Grr. Maybe bad batteries… it had happened before… when new batteries played dead and stayed that way. Another set. Click, click, clack, clunk. Same results. Great. Not like a there was nearby store that sold these. Good thing, we contacted the hotel and requested a room with accessibility equipment.
Walked in my hotel room and looked around to see what kind of equipment it had — rarely do two hotels have the same set up. Captioned TV, check. Visual fire alarm, check. Even a doorbell at the entry. Alarm, not sure. It had two settings: buzz or radio alarm. I didn’t get my hopes up as buzz means two things — vibrating buzz and audio buzz because the user doesn’t want to wake up to music.
I turned on the alarm for a few minutes after the current time to test it. The clock’s face blinked as it moaned without a vibration. Panicked for a minute. Idea. I turned on the alarm on my Sidekick for the time I need to get up, which buzzed when it went off. I also talked to Paul and he said he’d buzz me when he woke up.
I slept lousy both nights. First night, I was awake before 6am. Second night, I was awake, went back to sleep, awake again and it was 10 after 6am. Paul buzzed me a few times and I never felt it. As much as I hated the other alarm clock’s strong vibrations, the experience was a lesson on why it need to be powerful (and I am not even a deep sleeper).
I checked with the hotel on the first night about the alarm and got confirmation that it didn’t vibrate (there was a part hanging out like it was supposed to attach to something, perhaps a vibrating part).
This was the first time I traveled with my Sidekick and boy, it made life easier! The hotel had a shuttle to pick up people from the airport. Most of the time, hotels wait for the traveler to call before sending the shuttle. Just about every airport I’ve gone to has a phone center for all the nearby hotels so you just pick up the phone that goes to your hotel and it rings there. No dialing.
Instead of searching for an employee and feeling like a helpless person, I paged Paul and he called the hotel. It took no time for the shuttle to arrive as it was an airport hotel. Record time from getting off the plane to entering in my room.

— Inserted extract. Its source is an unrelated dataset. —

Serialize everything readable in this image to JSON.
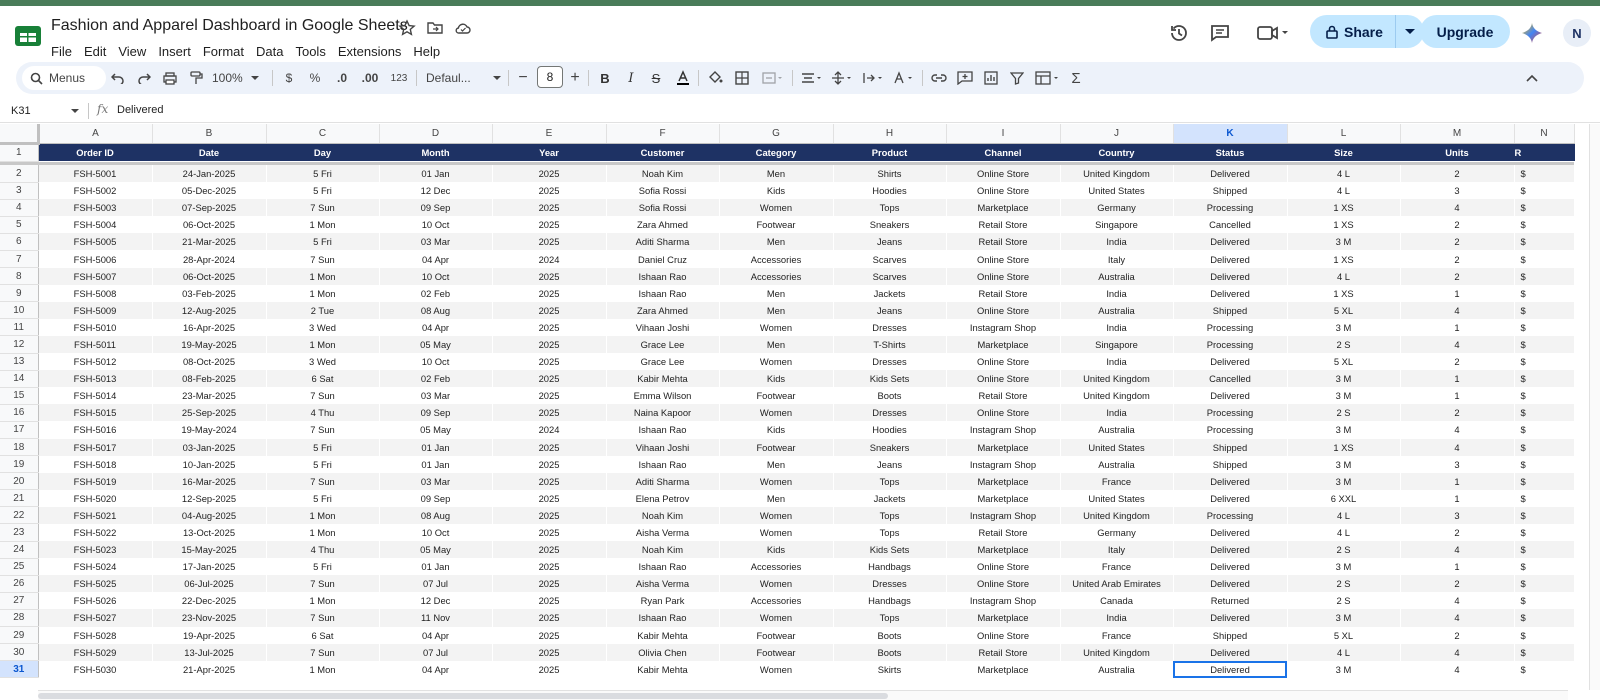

Second problem. Room service. That means dialing a couple of numbers to order. I did my usual, went to the front desk and gave them my order. Easy, but not a good feeling. I know it’s silly to feel this way, but I don’t like to do things differently from the norm especially where my hearing is involved. Dinner arrived with no problems. The food was eh, though.
Third problem. Check out. The process is simple — the receipt arrives under the door on the day you depart. Confirm the charges are in order and then… call and let the hotel know everything is cool. Again… I go downstairs and let them know. I stayed at a hotel where you could check out through its TV. That was sooo nice.
Funny, there was a blurb in The Dallas Morning News [might require free registration] Sunday edition about deep sleepers who use the vibrating alarm to help them wake up. So why don’t we see more alarms like this in the hotels? They don’t cost any more than a regular alarm and work both ways (sound or vibrate).
The room is also for people who use wheelchairs as many things were lower so they could reach it. I’ve stayed in a similar room, but one thing is new — the shower. I thought it had no shower at first, but realized it had no base (flat like the rest of the bathroom floor – see grainy photo on the right from Sidekick camera). I couldn’t imagine how I was going to shower without flooding the bathroom. It didn’t happen, but I put the towel mat next to it to be on the safe side.
The Sidekick didn’t work at the Academy, but neither did most cell phones. However, the Academy had wi-fi, so I connected my laptop to it and stayed connected with the world outside of the Academy. The hotel had Internet connection, but not for free. The wi-fi in the lobby cost $12.99. The Internet connection in the room cost $9.99 for 24 hours. You could connect free if you use the hotel’s computer in the business center. I never made it there, so I don’t know what it offered. I did use one day of the hotel room’s Internet connection (the day I arrived as I was in the room from 3pm till next morning) and it worked well.
Howard from Future Now who stayed at the Omni reported wi-fi was completely free at his hotel. Lucky stiff. AND the hotel had Peet’s Coffee! We were stuck with plain ol’ hotel coffee. I had Peet’s by mail order before, but never been to one of its stores.
Austin Begstrom airport has three wi-fi options, but none were free. One was T-Mobile, which was my Sidekick’s provider, but I couldn’t access it with my T-Mobile ID. C’mon, I only needed it for an hour, the company couldn’t let its customers access its wi-fi for a short time? Yea, yea… gotta make money.